On estime que 40% des femmes en âge de concevoir, vivent dans des pays à législation restrictive de l’avortement. L’avortement reste interdit dans plus de vingt pays dans le monde, principalement en Afrique, mais aussi en certains pays d’Amérique Central (on ne n’oubliera pas les cas abjectes des femmes salvadoriennes condamnées à prison pour avoir fait des fausses couches).
Au Salvador, une femme condamnée à cinquante ans de prison pour une fausse couche
Le Salvador envoie une femme en prison après une fausse couche
Pourtant, la dépénalisation évoluait dans plusieurs pays à forte tradition catholique : la Colombie a dépénalisé l’avortement pour tout motif, jusqu’à la semaine 24 en février 2022, au Mexique la Cour suprême avait déclaré l’inconstitutionnalité de la pénalisation de l’avortement en septembre 2021 ou encore le Chili, qui avait décidé d’intégrer la dépénalisation de l’avortement dans son projet de nouvelle constitution.
Il est donc à moitié étonnant ce revirement dans pays comme les Etats-Unis, berceau des libertés individuelles, et où le droit à l’avortement avait été reconnu depuis 1973.
Droit à l’avortement : jamais une affaire des femmes.
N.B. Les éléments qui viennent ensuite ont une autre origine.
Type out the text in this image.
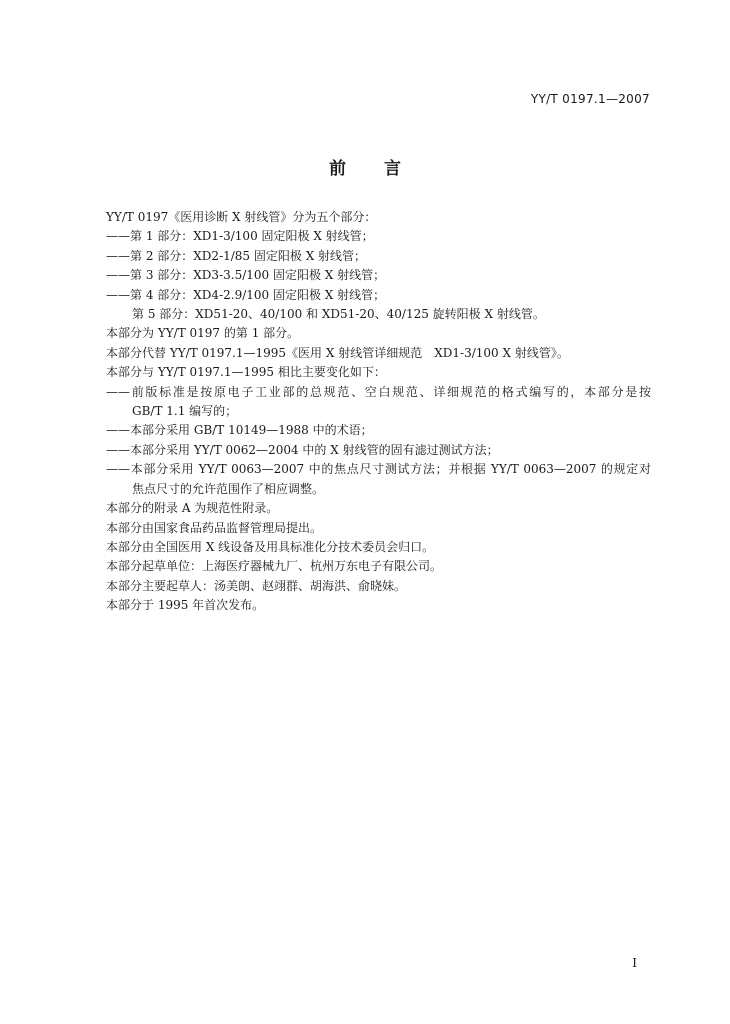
YY/T 0197.1—2007
前言
YY/T 0197《医用诊断 X 射线管》分为五个部分：
——第 1 部分：XD1-3/100 固定阳极 X 射线管；
——第 2 部分：XD2-1/85 固定阳极 X 射线管；
——第 3 部分：XD3-3.5/100 固定阳极 X 射线管；
——第 4 部分：XD4-2.9/100 固定阳极 X 射线管；
第 5 部分：XD51-20、40/100 和 XD51-20、40/125 旋转阳极 X 射线管。
本部分为 YY/T 0197 的第 1 部分。
本部分代替 YY/T 0197.1—1995《医用 X 射线管详细规范　XD1-3/100 X 射线管》。
本部分与 YY/T 0197.1—1995 相比主要变化如下：
——前版标准是按原电子工业部的总规范、空白规范、详细规范的格式编写的，本部分是按
GB/T 1.1 编写的；
——本部分采用 GB/T 10149—1988 中的术语；
——本部分采用 YY/T 0062—2004 中的 X 射线管的固有滤过测试方法；
——本部分采用 YY/T 0063—2007 中的焦点尺寸测试方法；并根据 YY/T 0063—2007 的规定对
焦点尺寸的允许范围作了相应调整。
本部分的附录 A 为规范性附录。
本部分由国家食品药品监督管理局提出。
本部分由全国医用 X 线设备及用具标准化分技术委员会归口。
本部分起草单位：上海医疗器械九厂、杭州万东电子有限公司。
本部分主要起草人：汤美朗、赵翊群、胡海洪、俞晓妹。
本部分于 1995 年首次发布。
I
Aux Etats-Unis, le fondement du droit à l’avortement résidait dans un célèbre arrêt, “Roe v. Wade” rendu par la Cour Suprême en 1973. A ce moment-là, la Cour état assez libérale et a accepté de fonder le droit à l’avortement sur le principe du “droit à la vie privée” (Right of Privacy). Selon l’interprétation de la Cour, ce droit était assez large pour s’appliquer à la décision d’une femme d’interrompre ou non sa grossesse :
“Une personne peut choisir d’avorter jusqu’à ce que le fœtus devienne viable, en vertu du droit à la vie privée contenu dans la clause de procédure régulière du quatorzième amendement. La viabilité signifie la capacité de vivre en dehors de l’utérus, ce qui se produit généralement entre 24 et 28 semaines après la conception.”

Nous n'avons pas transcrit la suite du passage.